« Les usagers au
secours de la psychiatrie. La parole retrouvée »
BAILLON Guy, érès,
2009
Dans un style parfois un peu trop discursif, Guy Baillon ne
nous propose pas moins un éclairage tout à fait intéressant sur la psychiatrie.
Bien sûr, il y a ces banderilles qui feront grincer quelques dents. Comme ce
regret sur l’absence de modestie et d’incertitude qui devraient pourtant
constituer la base de cette discipline ou la critique sur sa prétention à
vouloir répondre à tous les besoins de la personne malade mentale. Autre pique
combien pertinente pour tous ceux qui ont été confrontés à l’argument de
l’« absence de demande », le constat d’un fonctionnement en
miroir : si le malade est dans le déni du trouble qui l’atteint, le
psychiatre est tout autant dans le déni du fait que son patient soit dans
l’impossibilité de faire une demande de soin qui nécessiterait l’impossible
prise de conscience préalable de ses difficultés.

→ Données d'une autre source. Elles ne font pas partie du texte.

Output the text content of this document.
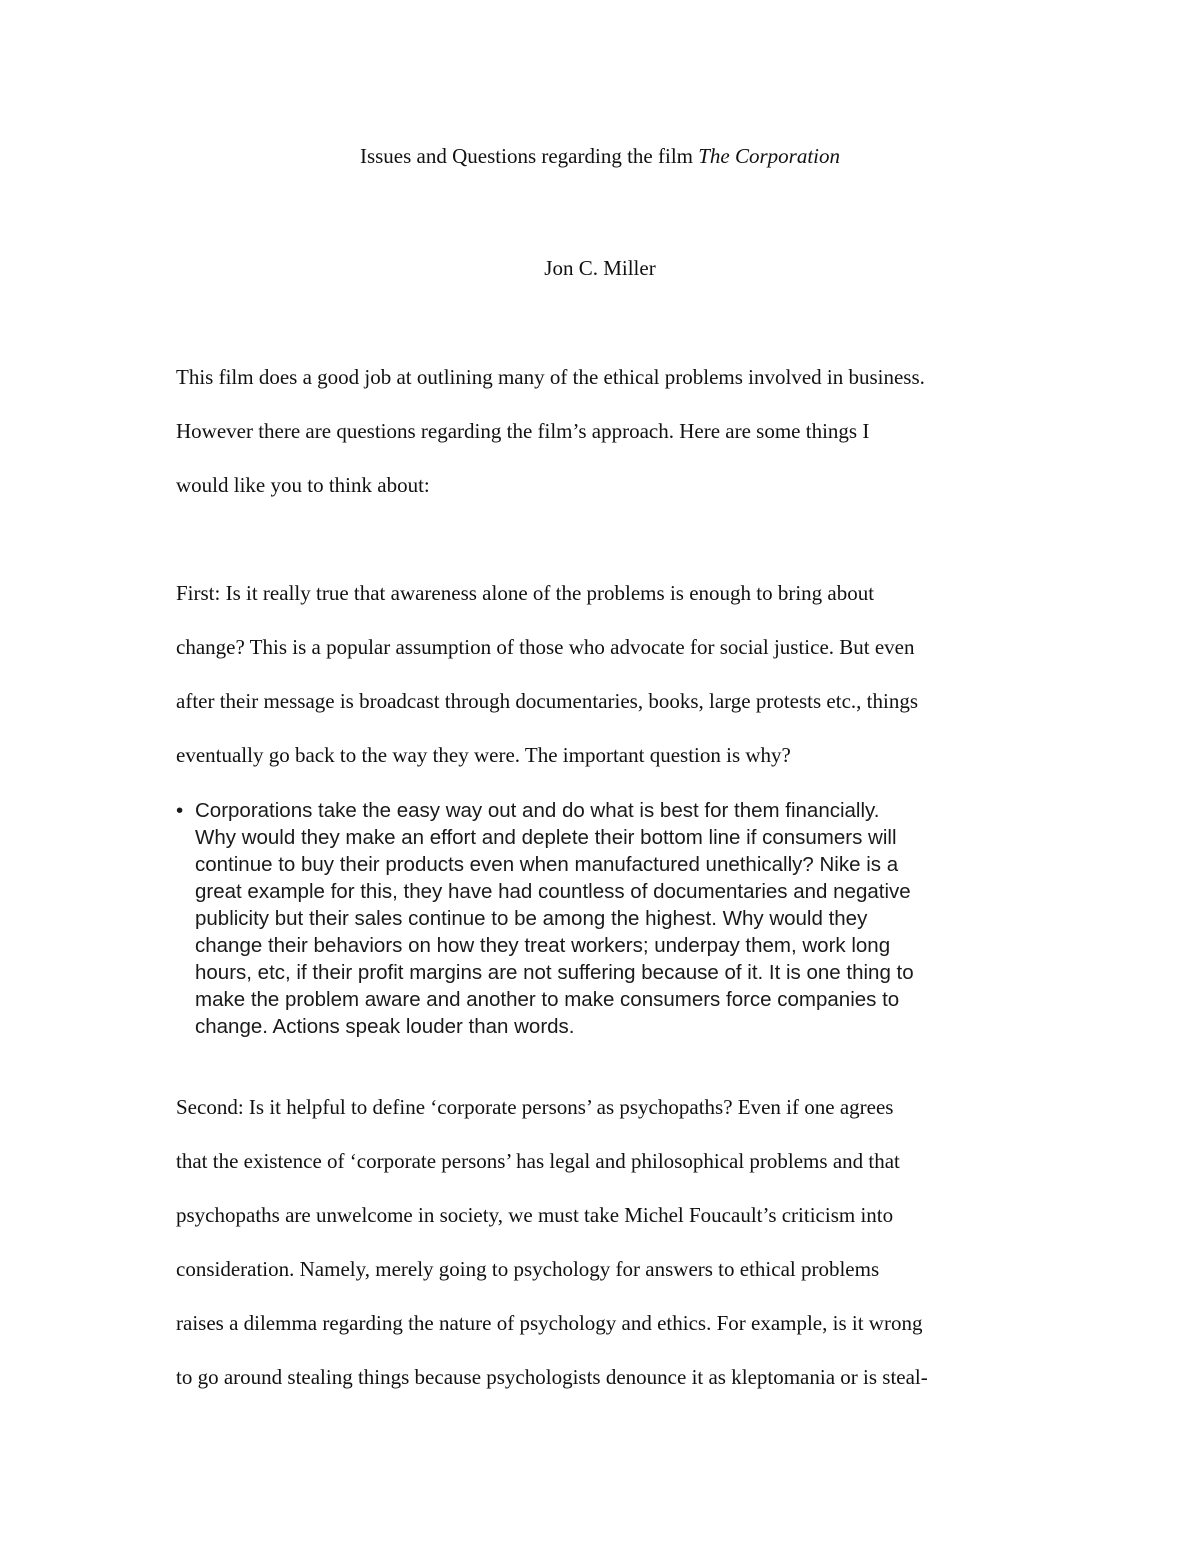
Issues and Questions regarding the film The Corporation
Jon C. Miller
This film does a good job at outlining many of the ethical problems involved in business.
However there are questions regarding the film’s approach. Here are some things I
would like you to think about:
First: Is it really true that awareness alone of the problems is enough to bring about
change? This is a popular assumption of those who advocate for social justice. But even
after their message is broadcast through documentaries, books, large protests etc., things
eventually go back to the way they were. The important question is why?
• Corporations take the easy way out and do what is best for them financially.
Why would they make an effort and deplete their bottom line if consumers will
continue to buy their products even when manufactured unethically? Nike is a
great example for this, they have had countless of documentaries and negative
publicity but their sales continue to be among the highest. Why would they
change their behaviors on how they treat workers; underpay them, work long
hours, etc, if their profit margins are not suffering because of it. It is one thing to
make the problem aware and another to make consumers force companies to
change. Actions speak louder than words.
Second: Is it helpful to define ‘corporate persons’ as psychopaths? Even if one agrees
that the existence of ‘corporate persons’ has legal and philosophical problems and that
psychopaths are unwelcome in society, we must take Michel Foucault’s criticism into
consideration. Namely, merely going to psychology for answers to ethical problems
raises a dilemma regarding the nature of psychology and ethics. For example, is it wrong
to go around stealing things because psychologists denounce it as kleptomania or is steal-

Sans oublier l’ironie
mordante portant sur les plaintes quant à la prétendue déshérence d’une
profession qui a pourtant connu, dans la fonction publique, une
progression de 800 à 4.000 postes entre 1965 et 2001, sans commune mesure avec
sa propagation dans le privé, avecles
9.000 psychiatres installés de préférence en région parisienne et dans le
sud ! Mais le fondement de la démonstration de l’auteur n’est pas là.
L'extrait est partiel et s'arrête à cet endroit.